I’m reading some of the secret rules descriptions, and something looks strange to me: you seem to officially recommend to store secrets in environment variables.
Typically:
Code examples
Noncompliant code example
props.set(“vercel_api_access_token”, “EFvQS4yzzxia31Hg5xmy6uOn”) // Noncompliant
Compliant solution
props.set(“vercel_api_access_token”, System.getenv(“VERCEL_API_ACCESS_TOKEN”))
By nature, methods like System.getenv are available to every single part of the executed application, including imported dependencies. It is not possible to know if one of the dependencies - direct or transitive - tries to access well known environment keys, like VERCEL_API_ACCESS_TOKEN.
Isn’t it dangerous to officially recommend to store secrets in environment variables?
Wouldn’t it be more accurate to recommend to pass them as arguments to the executable, and have the main method store them in memory, and clean the passed args, so that they are not accessible from this point forward?
Hello Philippe,
thank you for raising your concern in our community forum.
If I understand correctly, you are concerned that a malicious dependency that can execute arbitrary (Java) code in the context of the application can obtain secrets passed as environment variables more easily than if these secrets would be passed as command line arguments.
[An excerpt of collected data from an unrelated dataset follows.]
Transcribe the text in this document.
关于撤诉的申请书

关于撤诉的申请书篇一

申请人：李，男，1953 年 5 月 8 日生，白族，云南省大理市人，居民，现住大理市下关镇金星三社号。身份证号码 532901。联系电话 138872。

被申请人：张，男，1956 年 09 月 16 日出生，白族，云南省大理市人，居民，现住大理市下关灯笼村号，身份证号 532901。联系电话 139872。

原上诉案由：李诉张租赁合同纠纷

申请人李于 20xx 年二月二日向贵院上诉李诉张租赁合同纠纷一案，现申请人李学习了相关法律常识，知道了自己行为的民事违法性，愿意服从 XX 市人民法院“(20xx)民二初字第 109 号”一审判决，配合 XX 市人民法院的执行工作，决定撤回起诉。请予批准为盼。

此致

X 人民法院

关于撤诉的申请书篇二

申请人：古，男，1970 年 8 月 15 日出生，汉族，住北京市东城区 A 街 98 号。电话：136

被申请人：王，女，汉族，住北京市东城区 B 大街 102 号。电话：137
While it is true, that System.getenv can be used to obtain set environment variables, a malicious dependency could also use System.getProperty("sun.java.command"); to obtain the passed command line arguments.
So, given this attacker scenario I do not see any difference.
If you want to go for extra security you can indeed try to use some techniques that limit the time when a secret is stored in memory. However, these techniques are usually not necessary for the most scenarios and therefore we suggest setting secrets via environment variables since this will be sufficient for most users.
You can also read more about secrets management in this cheat sheet by OWASP: Secrets Management - OWASP Cheat Sheet Series
I hope my explanation helps,
Daniel
3 Likes
True. But I’m not refering to the JVM only. The rule that I mention, except if I miss something obvious, is runtime agnostic. But the compliant solution is opinionated towards environment variables.
Typically, with Node.js, it is possible to:
have the main method store them in memory, and clean the passed args
In my opinion, this should be the proposed compliant solution for every runtime that allows cleaning the received arguments.
In the case of Node.js, even process.env can be cleaned, so this is another option.
console.log(process.argv); // [ '/usr/local/bin/node', 'index.js' ]
console.log(process.env); // {...gazillons of things}
process.argv = [];
process.env = {};
console.log(process.argv);// []
console.log(process.env); // {}
But, environment variables are available to every single process that runs in a given host. And we can’t do anything against that. Cleaning them in the entry point of one specific application doesn’t make them less accessible to all the others. They are out of control.
Storing sensitive data in environment variables is basically admitting that we put those sensitive data at the disposal of every single process. This is not secure.